Going back to the expression, comparatively speaking there is not a lot of MISSING micro-level info to be specified, i.e. simply by knowing the fact of complex specified information-rich function, we know that we are in a highly restricted special Zone T in W. This immediately applies to R/DNA and proteins, which of course use string structures. It also applies tot he complex 3-D arrangement of components in the cell, which are organised in ways that foster function.
And of course it applies to the 747 in a flyable condition.
Such easily explains why a tornado passing through a junkyard in Seattle will not credibly assemble a 747 from parts it hits, and it explains why the raw energy and forces of the tornado that hits another formerly flyable 747, and tearing it apart, would render its resulting condition much less specified per function, and in fact result in predictable loss of function.
We will also see that this analysis assumes the functional possibilities of a mass of Al, but is focussed on the issue of functional config and gives it specific thermodynamics and information theory context. (Where also, algebraic modelling is a valid mathematical analysis.)

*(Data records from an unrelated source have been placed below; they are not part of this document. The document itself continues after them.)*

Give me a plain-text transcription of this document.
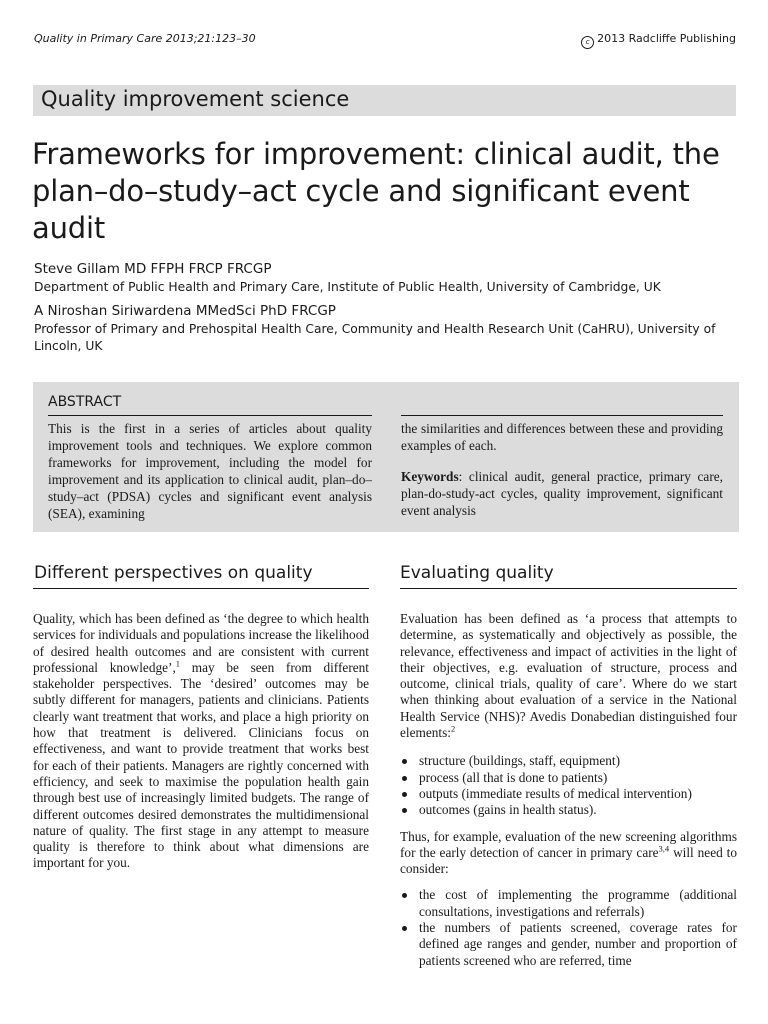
Quality in Primary Care 2013;21:123–30	c 2013 Radcliffe Publishing
Quality improvement science
Frameworks for improvement: clinical audit, the plan–do–study–act cycle and significant event audit
Steve Gillam MD FFPH FRCP FRCGP
Department of Public Health and Primary Care, Institute of Public Health, University of Cambridge, UK
A Niroshan Siriwardena MMedSci PhD FRCGP
Professor of Primary and Prehospital Health Care, Community and Health Research Unit (CaHRU), University of Lincoln, UK
ABSTRACT
This is the first in a series of articles about quality improvement tools and techniques. We explore common frameworks for improvement, including the model for improvement and its application to clinical audit, plan–do–study–act (PDSA) cycles and significant event analysis (SEA), examining
the similarities and differences between these and providing examples of each.
Keywords: clinical audit, general practice, primary care, plan-do-study-act cycles, quality improvement, significant event analysis
Different perspectives on quality

Quality, which has been defined as ‘the degree to which health services for individuals and populations increase the likelihood of desired health outcomes and are consistent with current professional knowledge’,$^1$ may be seen from different stakeholder perspectives. The ‘desired’ outcomes may be subtly different for managers, patients and clinicians. Patients clearly want treatment that works, and place a high priority on how that treatment is delivered. Clinicians focus on effectiveness, and want to provide treatment that works best for each of their patients. Managers are rightly concerned with efficiency, and seek to maximise the population health gain through best use of increasingly limited budgets. The range of different outcomes desired demonstrates the multidimensional nature of quality. The first stage in any attempt to measure quality is therefore to think about what dimensions are important for you.

Evaluating quality

Evaluation has been defined as ‘a process that attempts to determine, as systematically and objectively as possible, the relevance, effectiveness and impact of activities in the light of their objectives, e.g. evaluation of structure, process and outcome, clinical trials, quality of care’. Where do we start when thinking about evaluation of a service in the National Health Service (NHS)? Avedis Donabedian distinguished four elements:$^2$

structure (buildings, staff, equipment)
process (all that is done to patients)
outputs (immediate results of medical intervention)
outcomes (gains in health status).

Thus, for example, evaluation of the new screening algorithms for the early detection of cancer in primary care$^{3,4}$ will need to consider:

the cost of implementing the programme (additional consultations, investigations and referrals)
the numbers of patients screened, coverage rates for defined age ranges and gender, number and proportion of patients screened who are referred, time
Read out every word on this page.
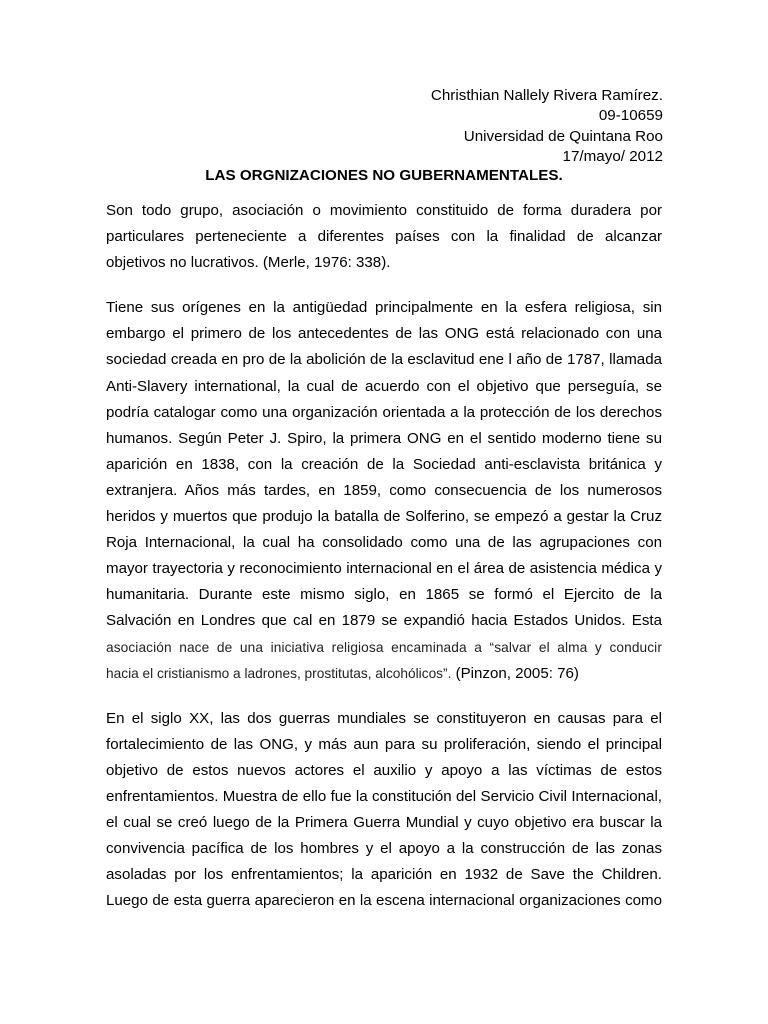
Christhian Nallely Rivera Ramírez.
09-10659
Universidad de Quintana Roo
17/mayo/ 2012
LAS ORGNIZACIONES NO GUBERNAMENTALES.
Son todo grupo, asociación o movimiento constituido de forma duradera por
particulares perteneciente a diferentes países con la finalidad de alcanzar
objetivos no lucrativos. (Merle, 1976: 338).
Tiene sus orígenes en la antigüedad principalmente en la esfera religiosa, sin
embargo el primero de los antecedentes de las ONG está relacionado con una
sociedad creada en pro de la abolición de la esclavitud ene l año de 1787, llamada
Anti-Slavery international, la cual de acuerdo con el objetivo que perseguía, se
podría catalogar como una organización orientada a la protección de los derechos
humanos. Según Peter J. Spiro, la primera ONG en el sentido moderno tiene su
aparición en 1838, con la creación de la Sociedad anti-esclavista británica y
extranjera. Años más tardes, en 1859, como consecuencia de los numerosos
heridos y muertos que produjo la batalla de Solferino, se empezó a gestar la Cruz
Roja Internacional, la cual ha consolidado como una de las agrupaciones con
mayor trayectoria y reconocimiento internacional en el área de asistencia médica y
humanitaria. Durante este mismo siglo, en 1865 se formó el Ejercito de la
Salvación en Londres que cal en 1879 se expandió hacia Estados Unidos. Esta
asociación nace de una iniciativa religiosa encaminada a “salvar el alma y conducir
hacia el cristianismo a ladrones, prostitutas, alcohólicos”. (Pinzon, 2005: 76)
En el siglo XX, las dos guerras mundiales se constituyeron en causas para el
fortalecimiento de las ONG, y más aun para su proliferación, siendo el principal
objetivo de estos nuevos actores el auxilio y apoyo a las víctimas de estos
enfrentamientos. Muestra de ello fue la constitución del Servicio Civil Internacional,
el cual se creó luego de la Primera Guerra Mundial y cuyo objetivo era buscar la
convivencia pacífica de los hombres y el apoyo a la construcción de las zonas
asoladas por los enfrentamientos; la aparición en 1932 de Save the Children.
Luego de esta guerra aparecieron en la escena internacional organizaciones como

I trust this proves helpful
KF
PS: The most probable or equilibrium cluster of microstates consistent with a given macrostate, is the cluster that has the least information about it, and the most freedom of variation of mass and energy distribution at micro level. This high entropy state-cluster is strongly correlated with high levels of disorder, for reasons connected to the functionality constraints just above. And in fact — never mind those who are objecting and pretending that this is not so — it is widely known in physics that entropy is a metric of disorder, some would say it quantifies it and gives it structured physical expression in light of energy and randomness or information gap considerations.